§ 03.5 — Data layer

Why repositories return dictionaries.

Every repository method returns Dictionary<string, object?>, not a typed DTO. It looks like a regression but it is a deliberate choice that keeps schema migrations rare, JSON shapes evolvable, and the frontend in charge of contracts. Here is the why, and what it costs.

DbContext

backend/src/AgenticIT.Data/AgenticITDbContext.cs — ~95 lines

Around 38 DbSet<T> properties, grouped:

OnModelCreating applies all IEntityTypeConfiguration<T> from the assembly, registers a JSON-document converter for the in-memory test provider, and adds a unique filtered index on tenants.name WHERE is_deleted = false (soft-delete awareness).

No migrations

EnsureCreatedAsync() on startup creates any missing tables. New columns need a different approach because EnsureCreatedAsync() does not alter existing tables — so Program.cs contains a stretch of inline ALTER TABLE … ADD COLUMN IF NOT EXISTS statements, one per added field, run on every boot.

Trade-off

This pattern is intentionally low-ceremony: no migration tooling, no version table, no failed-migration recovery. The cost is that every additive change must be remembered as inline SQL alongside the entity update. Drops/renames are not safe; we have not needed them yet. See §09.
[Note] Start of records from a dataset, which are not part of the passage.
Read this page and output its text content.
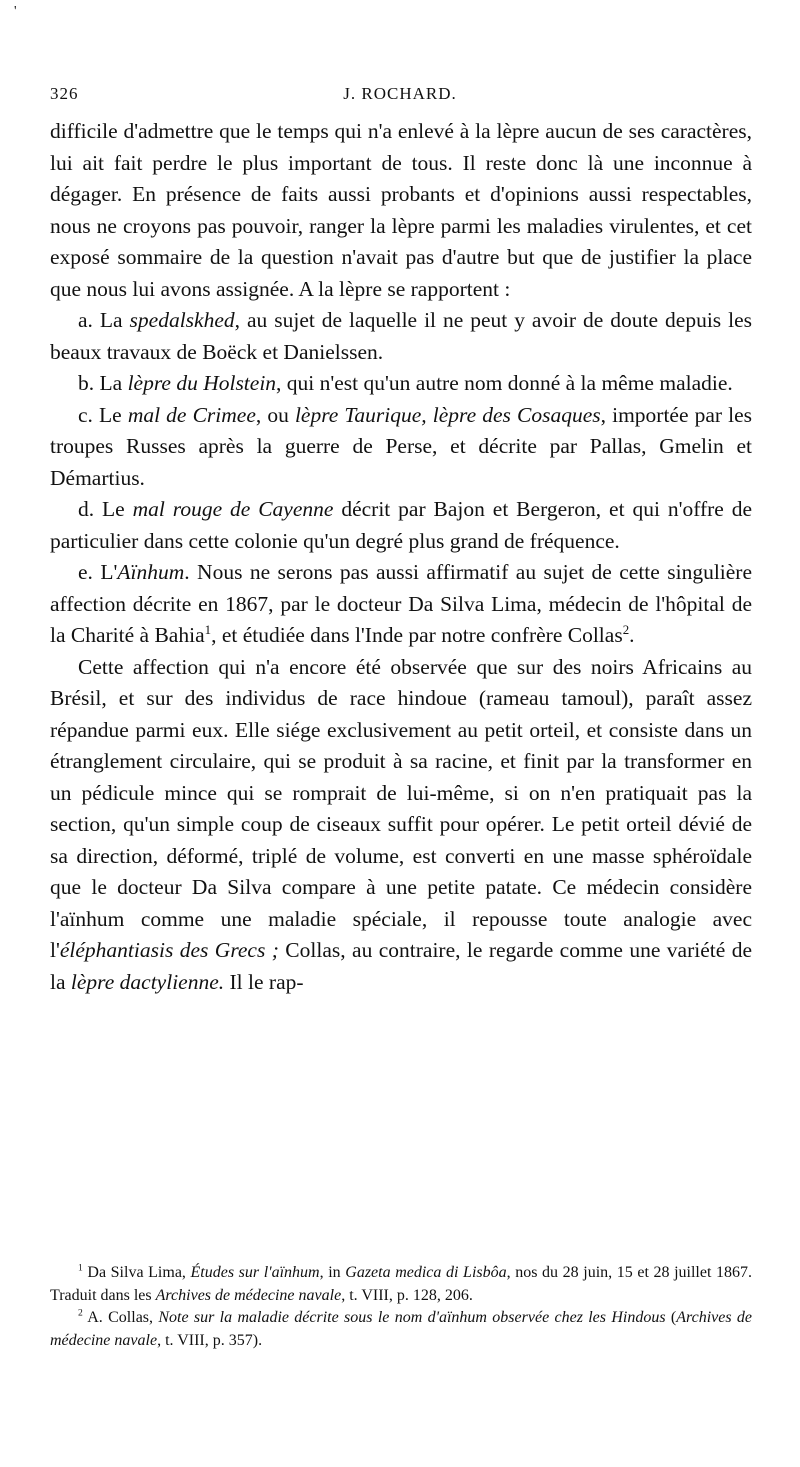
'
326	J. ROCHARD.

difficile d'admettre que le temps qui n'a enlevé à la lèpre aucun de ses caractères, lui ait fait perdre le plus important de tous. Il reste donc là une inconnue à dégager. En présence de faits aussi probants et d'opinions aussi respectables, nous ne croyons pas pouvoir, ranger la lèpre parmi les maladies virulentes, et cet exposé sommaire de la question n'avait pas d'autre but que de justifier la place que nous lui avons assignée. A la lèpre se rapportent :

a. La spedalskhed, au sujet de laquelle il ne peut y avoir de doute depuis les beaux travaux de Boëck et Danielssen.

b. La lèpre du Holstein, qui n'est qu'un autre nom donné à la même maladie.

c. Le mal de Crimee, ou lèpre Taurique, lèpre des Cosaques, importée par les troupes Russes après la guerre de Perse, et décrite par Pallas, Gmelin et Démartius.

d. Le mal rouge de Cayenne décrit par Bajon et Bergeron, et qui n'offre de particulier dans cette colonie qu'un degré plus grand de fréquence.

e. L'Aïnhum. Nous ne serons pas aussi affirmatif au sujet de cette singulière affection décrite en 1867, par le docteur Da Silva Lima, médecin de l'hôpital de la Charité à Bahia$^1$, et étudiée dans l'Inde par notre confrère Collas$^2$.

Cette affection qui n'a encore été observée que sur des noirs Africains au Brésil, et sur des individus de race hindoue (rameau tamoul), paraît assez répandue parmi eux. Elle siége exclusivement au petit orteil, et consiste dans un étranglement circulaire, qui se produit à sa racine, et finit par la transformer en un pédicule mince qui se romprait de lui-même, si on n'en pratiquait pas la section, qu'un simple coup de ciseaux suffit pour opérer. Le petit orteil dévié de sa direction, déformé, triplé de volume, est converti en une masse sphéroïdale que le docteur Da Silva compare à une petite patate. Ce médecin considère l'aïnhum comme une maladie spéciale, il repousse toute analogie avec l'éléphantiasis des Grecs ; Collas, au contraire, le regarde comme une variété de la lèpre dactylienne. Il le rap-

$^1$ Da Silva Lima, Études sur l'aïnhum, in Gazeta medica di Lisbôa, nos du 28 juin, 15 et 28 juillet 1867. Traduit dans les Archives de médecine navale, t. VIII, p. 128, 206.

$^2$ A. Collas, Note sur la maladie décrite sous le nom d'aïnhum observée chez les Hindous (Archives de médecine navale, t. VIII, p. 357).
The dictionary repository pattern

Every repository surface uses Dictionary<string, object?> (or a list thereof) instead of typed DTOs. The pattern is uniform across all 40+ repositories.

// idiomatic shape
public interface IChatRepository
{
    Task<Dictionary<string, object?>?> CreateAsync(Guid tenantId, Guid userId, …);
    Task<List<Dictionary<string, object?>>> ListAsync(Guid tenantId, Guid? projectId, …);
    Task UpdateAsync(Guid id, Dictionary<string, object?> patch);
    Task<List<Dictionary<string, object?>>> LoadHistoryAsync(Guid chatId);
}

Why

Cheap evolution
Adding a JSON field is one entity property + one inline ALTER. No DTO regen, no contract change.
Envelope versioning
JSONB envelope versioning is owned by §06·Envelopes →.
Loose frontend coupling
The TypeScript layer is the type authority for HTTP contracts; backend doesn't double-define the same shapes.
Snake-case alignment
Dictionary keys are explicit strings, so JsonNamingPolicy.SnakeCaseLower doesn't have to translate names. The dictionary keys are the wire format.

What it costs

The platform offsets these by:

Append-only history with concurrency safety

ChatRepository.SaveHistoryAsync()

The chat-message table is append-only. The save is wrapped in a transaction that compares the incoming history length to the row count for that chat_id; only the new tail is inserted. Two concurrent saves that have diverged by one message will collide on the unique index — the loser detaches its stale entry and retries the wrap.

This dance is what keeps two browser tabs from corrupting each other's view of a chat — or worse, from doubling messages when the server retries on socket reconnect.

Multi-tenancy isolation

There are no EF Core global query filters. Tenant scoping is explicit in every repository query, e.g.:

where c.ProjectId == projectId && c.TenantId == tenantId

Why? Because global filters silently apply, and a missed filter is invisible. Explicit filtering forces every new query to acknowledge tenancy in code review. Cascade deletes are wired for project-scoped entities; tenant deletion is soft (is_deleted) to prevent orphan cascade.

Storage details by entity family

Token entities
VBoxTokens, GitHubUserTokens, MsgraphTokens, JiraTokens, SharePointTokens — all encrypted at rest via ITokenEncryptor with the shared TOKEN_ENCRYPTION_KEY (also used by the MCP service for decryption).
Artifact files
Metadata in DB, bytes on disk under {_dataDir}/projects/{projectId}/{artifactId}{ext}. The appdata volume is mounted at /data in both API and MCP containers.
Skills attachments
Inline bytea in skill_attachments.content — no external blob storage. The expected payloads are small (markdown helpers, sample inputs).
Usage records
Append-only. Driven by ICreditsService.RecordUsageAsync().
Audit log
Append-only. AuditLogEntity rows for every tool call: tool_name, tool_input (JSON), tool_result (JSON), approval_status.

EF Core 10 quirks we work around

Watch list
  • Ghost entries after concurrency exceptionsDbUpdateConcurrencyException handlers must call _db.ChangeTracker.Clear() before retrying. ArtifactRepository.SaveAsync() (line ~66) is a representative example.
  • InMemory provider and JSON columns — JSONB doesn't exist in InMemory, so converters round-trip via string. The configuration applies in both providers but only Postgres enforces partial indexes.
  • "Second operation on this context" — always traceable to a Task.Run that captured a scoped service instead of opening a fresh DI scope.